In practice, direction is the hard part. What angle on this topic is worth taking? What does the reader actually need to understand, and what is already clear to them? What does this piece need to do: convince, inform, document, inspire? What would make it worth reading rather than merely competent?
None of these questions are answered by a language model. They are answered by the person who understands the purpose of the work: the writer, the founder, the strategist, whoever is responsible for the thinking that the text is meant to represent. The model can execute on direction very capably once direction exists. It cannot provide direction from nothing.
This is encouraging rather than alarming, if you sit with it for a moment. It means that the people who think clearly about what they want to communicate retain full control over what actually gets said. The leverage goes to those who know what they are trying to do. The people most at risk of displacement are those who were primarily producing text without a clear sense of why, which is a reasonable description of a significant volume of content that exists in the world without making much contribution to anything.
What this changes in practice
For anyone building with language capabilities in this period, the practical implication is to invest more in the front end of the writing process, not less. Clearer briefs. More disciplined thinking about audience and purpose before any word is written. Stronger positions stated at the outset, so that assistance can execute against something specific rather than filling a void with fluency.

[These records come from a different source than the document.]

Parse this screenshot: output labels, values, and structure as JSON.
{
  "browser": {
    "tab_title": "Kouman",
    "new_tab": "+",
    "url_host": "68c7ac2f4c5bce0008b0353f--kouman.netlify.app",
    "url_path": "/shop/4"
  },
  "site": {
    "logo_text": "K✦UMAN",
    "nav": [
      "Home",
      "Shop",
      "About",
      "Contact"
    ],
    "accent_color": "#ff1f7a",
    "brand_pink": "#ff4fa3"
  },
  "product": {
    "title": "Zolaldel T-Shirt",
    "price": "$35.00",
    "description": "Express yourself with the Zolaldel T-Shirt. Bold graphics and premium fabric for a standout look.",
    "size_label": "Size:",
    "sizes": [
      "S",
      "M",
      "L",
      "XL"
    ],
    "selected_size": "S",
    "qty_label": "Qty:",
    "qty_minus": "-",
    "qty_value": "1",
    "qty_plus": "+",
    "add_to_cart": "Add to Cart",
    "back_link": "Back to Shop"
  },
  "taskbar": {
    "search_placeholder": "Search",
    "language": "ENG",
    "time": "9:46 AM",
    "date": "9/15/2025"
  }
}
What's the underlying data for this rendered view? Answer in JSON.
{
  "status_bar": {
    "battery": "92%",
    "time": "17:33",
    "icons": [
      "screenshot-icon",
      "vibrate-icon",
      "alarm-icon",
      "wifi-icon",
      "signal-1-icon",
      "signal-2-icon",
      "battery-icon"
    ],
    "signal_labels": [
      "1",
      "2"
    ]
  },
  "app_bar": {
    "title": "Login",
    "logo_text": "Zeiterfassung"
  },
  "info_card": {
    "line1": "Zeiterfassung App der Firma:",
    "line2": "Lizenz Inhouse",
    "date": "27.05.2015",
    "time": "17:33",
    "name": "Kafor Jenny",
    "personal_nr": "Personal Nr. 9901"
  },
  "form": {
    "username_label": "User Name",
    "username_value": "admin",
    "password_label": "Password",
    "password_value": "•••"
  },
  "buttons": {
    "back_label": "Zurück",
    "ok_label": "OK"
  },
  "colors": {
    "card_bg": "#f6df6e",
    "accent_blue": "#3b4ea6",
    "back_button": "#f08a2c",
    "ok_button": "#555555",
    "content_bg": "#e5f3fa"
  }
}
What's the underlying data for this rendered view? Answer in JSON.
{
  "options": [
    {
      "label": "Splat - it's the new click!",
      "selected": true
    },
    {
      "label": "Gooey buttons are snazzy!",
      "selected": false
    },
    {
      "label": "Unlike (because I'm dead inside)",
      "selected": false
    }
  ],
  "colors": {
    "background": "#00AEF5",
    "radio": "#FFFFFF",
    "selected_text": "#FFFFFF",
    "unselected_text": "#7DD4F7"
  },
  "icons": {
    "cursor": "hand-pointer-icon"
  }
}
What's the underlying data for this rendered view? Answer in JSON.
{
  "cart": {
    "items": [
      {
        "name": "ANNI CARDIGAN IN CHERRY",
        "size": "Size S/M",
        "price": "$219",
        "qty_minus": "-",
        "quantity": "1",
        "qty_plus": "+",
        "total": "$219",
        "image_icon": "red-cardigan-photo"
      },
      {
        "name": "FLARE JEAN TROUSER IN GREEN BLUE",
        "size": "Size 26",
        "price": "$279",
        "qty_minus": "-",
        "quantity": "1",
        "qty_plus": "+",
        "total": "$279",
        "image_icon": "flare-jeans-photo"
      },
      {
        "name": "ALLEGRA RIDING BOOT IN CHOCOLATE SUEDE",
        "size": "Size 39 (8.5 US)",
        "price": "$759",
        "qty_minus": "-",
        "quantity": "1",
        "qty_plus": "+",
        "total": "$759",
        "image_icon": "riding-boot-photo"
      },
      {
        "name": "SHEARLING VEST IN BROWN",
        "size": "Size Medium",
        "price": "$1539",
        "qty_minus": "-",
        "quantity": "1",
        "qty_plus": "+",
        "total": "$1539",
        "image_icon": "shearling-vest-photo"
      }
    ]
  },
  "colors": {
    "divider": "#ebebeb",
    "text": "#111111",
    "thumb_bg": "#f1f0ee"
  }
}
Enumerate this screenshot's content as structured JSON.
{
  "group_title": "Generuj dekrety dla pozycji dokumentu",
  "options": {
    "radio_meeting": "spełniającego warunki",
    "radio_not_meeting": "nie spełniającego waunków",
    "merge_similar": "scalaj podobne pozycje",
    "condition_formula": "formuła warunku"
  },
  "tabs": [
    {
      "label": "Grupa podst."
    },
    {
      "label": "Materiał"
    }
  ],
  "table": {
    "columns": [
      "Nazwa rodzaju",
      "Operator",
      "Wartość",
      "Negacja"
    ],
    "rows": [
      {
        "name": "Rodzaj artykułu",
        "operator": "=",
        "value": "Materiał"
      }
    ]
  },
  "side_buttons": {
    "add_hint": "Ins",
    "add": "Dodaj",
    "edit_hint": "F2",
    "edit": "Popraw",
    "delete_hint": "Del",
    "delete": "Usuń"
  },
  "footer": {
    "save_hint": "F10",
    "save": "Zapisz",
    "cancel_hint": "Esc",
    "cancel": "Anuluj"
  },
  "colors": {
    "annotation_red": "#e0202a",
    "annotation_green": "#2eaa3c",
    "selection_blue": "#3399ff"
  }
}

The models will improve. The fluency will become harder to distinguish from considered writing. The volume of text that can be produced without effort will increase substantially. What will remain scarce is exactly what has always been scarce: someone with a genuine point of view, expressed clearly, in service of something that matters to the people reading it.
That is what voice is. It was never about the mechanics of sentence construction. It was always about whether anyone was really in there, thinking.
The model layer in March 2019 is a tool. A capable one, with implications that are still becoming clear. But it is a tool in the hands of whoever decides what to say. That decision remains, as it has always been, the most important part of the work.